Após demissão coletiva, PGR pede providências sobre futuro das investigações da Lava Jato em SP

O vice-procurador-geral da República, Humberto Jacques de Medeiros, solicitou nesta quinta-feira (3) providências de diferentes instâncias do MPF (Ministério Público Federal) para garantir a continuidade das investigações da Lava Jato em São Paulo, após o pedido de demissão coletivo de integrantes da força-tarefa no estado.

A PGR (Procuradoria Geral da República) afirmou, em nota, que há preocupação com o andamento das apurações, com prazos processuais e prescrição punitiva.

Humberto Jacques durante audiência pública sobre decisão do STF em 2019 – Roberto Jayme – 3.mai.2019/Folhapress

Os oito procuradores da Lava Jato em São Paulo pediram para deixar seus cargos no grupo, em ofício apresentado à PGR nesta quarta-feira (2).
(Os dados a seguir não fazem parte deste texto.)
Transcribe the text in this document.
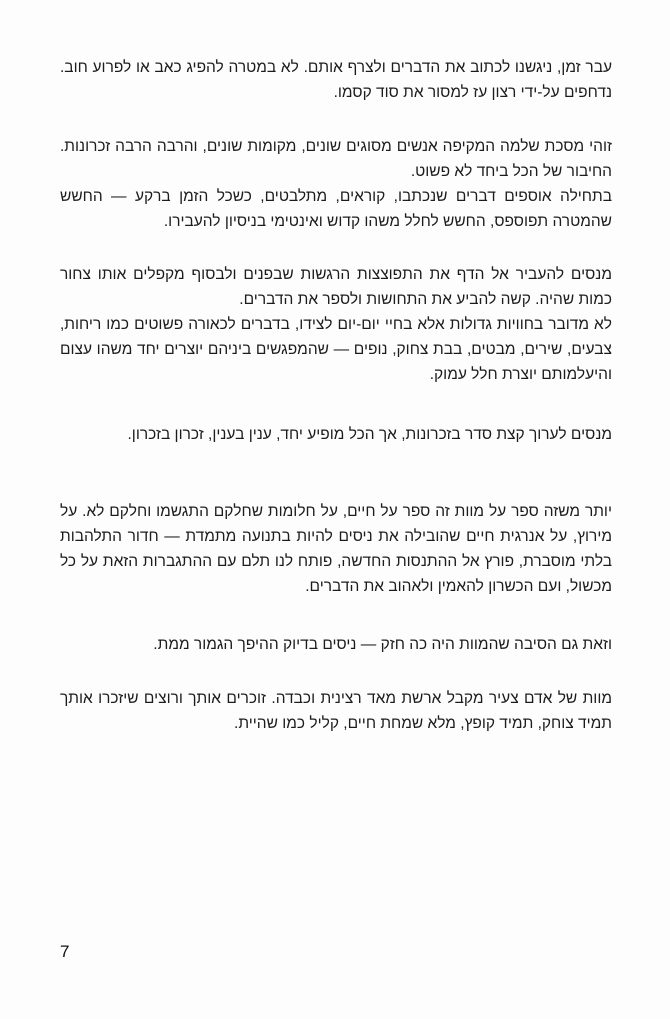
עבר זמן, ניגשנו לכתוב את הדברים ולצרף אותם. לא במטרה להפיג כאב או לפרוע חוב. נדחפים על-ידי רצון עז למסור את סוד קסמו.

זוהי מסכת שלמה המקיפה אנשים מסוגים שונים, מקומות שונים, והרבה הרבה זכרונות. החיבור של הכל ביחד לא פשוט.

בתחילה אוספים דברים שנכתבו, קוראים, מתלבטים, כשכל הזמן ברקע — החשש שהמטרה תפוספס, החשש לחלל משהו קדוש ואינטימי בניסיון להעבירו.

מנסים להעביר אל הדף את התפוצצות הרגשות שבפנים ולבסוף מקפלים אותו צחור כמות שהיה. קשה להביע את התחושות ולספר את הדברים.

לא מדובר בחוויות גדולות אלא בחיי יום-יום לצידו, בדברים לכאורה פשוטים כמו ריחות, צבעים, שירים, מבטים, בבת צחוק, נופים — שהמפגשים ביניהם יוצרים יחד משהו עצום והיעלמותם יוצרת חלל עמוק.

מנסים לערוך קצת סדר בזכרונות, אך הכל מופיע יחד, ענין בענין, זכרון בזכרון.

יותר משזה ספר על מוות זה ספר על חיים, על חלומות שחלקם התגשמו וחלקם לא. על מירוץ, על אנרגית חיים שהובילה את ניסים להיות בתנועה מתמדת — חדור התלהבות בלתי מוסברת, פורץ אל ההתנסות החדשה, פותח לנו תלם עם ההתגברות הזאת על כל מכשול, ועם הכשרון להאמין ולאהוב את הדברים.

וזאת גם הסיבה שהמוות היה כה חזק — ניסים בדיוק ההיפך הגמור ממת.

מוות של אדם צעיר מקבל ארשת מאד רצינית וכבדה. זוכרים אותך ורוצים שיזכרו אותך תמיד צוחק, תמיד קופץ, מלא שמחת חיים, קליל כמו שהיית.

7
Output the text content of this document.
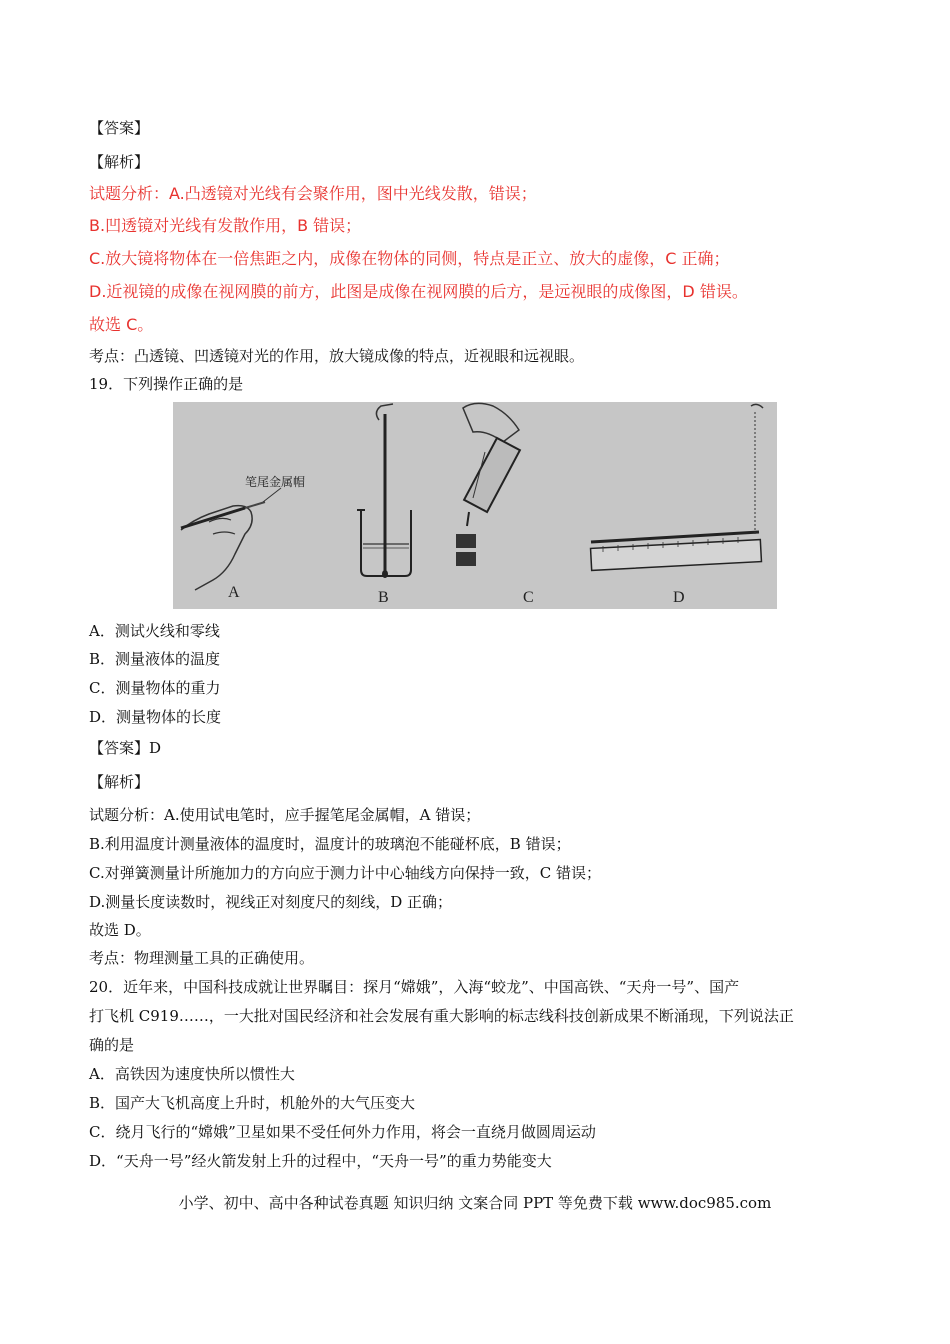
【答案】
【解析】
试题分析：A.凸透镜对光线有会聚作用，图中光线发散，错误；
B.凹透镜对光线有发散作用，B 错误；
C.放大镜将物体在一倍焦距之内，成像在物体的同侧，特点是正立、放大的虚像，C 正确；
D.近视镜的成像在视网膜的前方，此图是成像在视网膜的后方，是远视眼的成像图，D 错误。
故选 C。
考点：凸透镜、凹透镜对光的作用，放大镜成像的特点，近视眼和远视眼。
19．下列操作正确的是
笔尾金属帽
A	B	C	D
A．测试火线和零线
B．测量液体的温度
C．测量物体的重力
D．测量物体的长度
【答案】D
【解析】
试题分析：A.使用试电笔时，应手握笔尾金属帽，A 错误；
B.利用温度计测量液体的温度时，温度计的玻璃泡不能碰杯底，B 错误；
C.对弹簧测量计所施加力的方向应于测力计中心轴线方向保持一致，C 错误；
D.测量长度读数时，视线正对刻度尺的刻线，D 正确；
故选 D。
考点：物理测量工具的正确使用。
20．近年来，中国科技成就让世界瞩目：探月“嫦娥”，入海“蛟龙”、中国高铁、“天舟一号”、国产
打飞机 C919……，一大批对国民经济和社会发展有重大影响的标志线科技创新成果不断涌现，下列说法正
确的是
A．高铁因为速度快所以惯性大
B．国产大飞机高度上升时，机舱外的大气压变大
C．绕月飞行的“嫦娥”卫星如果不受任何外力作用，将会一直绕月做圆周运动
D．“天舟一号”经火箭发射上升的过程中，“天舟一号”的重力势能变大
小学、初中、高中各种试卷真题 知识归纳 文案合同 PPT 等免费下载 www.doc985.com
A decisão foi uma resposta a divergências do grupo com a procuradora Viviane de Oliveira Martinez, titular do ofício no MPF de São Paulo responsável por casos da operação.

O pedido de providências de Medeiros foi feito à procuradora Viviane Martinez, à chefia da Procuradoria da República no estado, a 5ª CCR (Câmara de Combate à Corrupção), instância vinculada à PGR, e à Corregedoria do MPF.

O vice-procurador-geral solicitou que sejam indicadas quais providências podem ser adotadas para administrar o acervo e fazer a redistribuição emergencial.

O representante da PGR comentou que o pedido coletivo de demissão se trata de um “revés”, mas não há possibilidade de não acolhimento.

É preciso buscar, frisou ele, uma solução que impeça a interrupção dos trabalhos, “até mesmo pelo risco de prescrição, que é permanente em matéria penal”.

De acordo com a legislação, câmaras de Coordenação e Revisão do MPF têm a prerrogativa de “resolver sobre a distribuição especial de inquéritos, feitos e procedimentos, quando a matéria, por sua natureza ou relevância, assim o exigir”.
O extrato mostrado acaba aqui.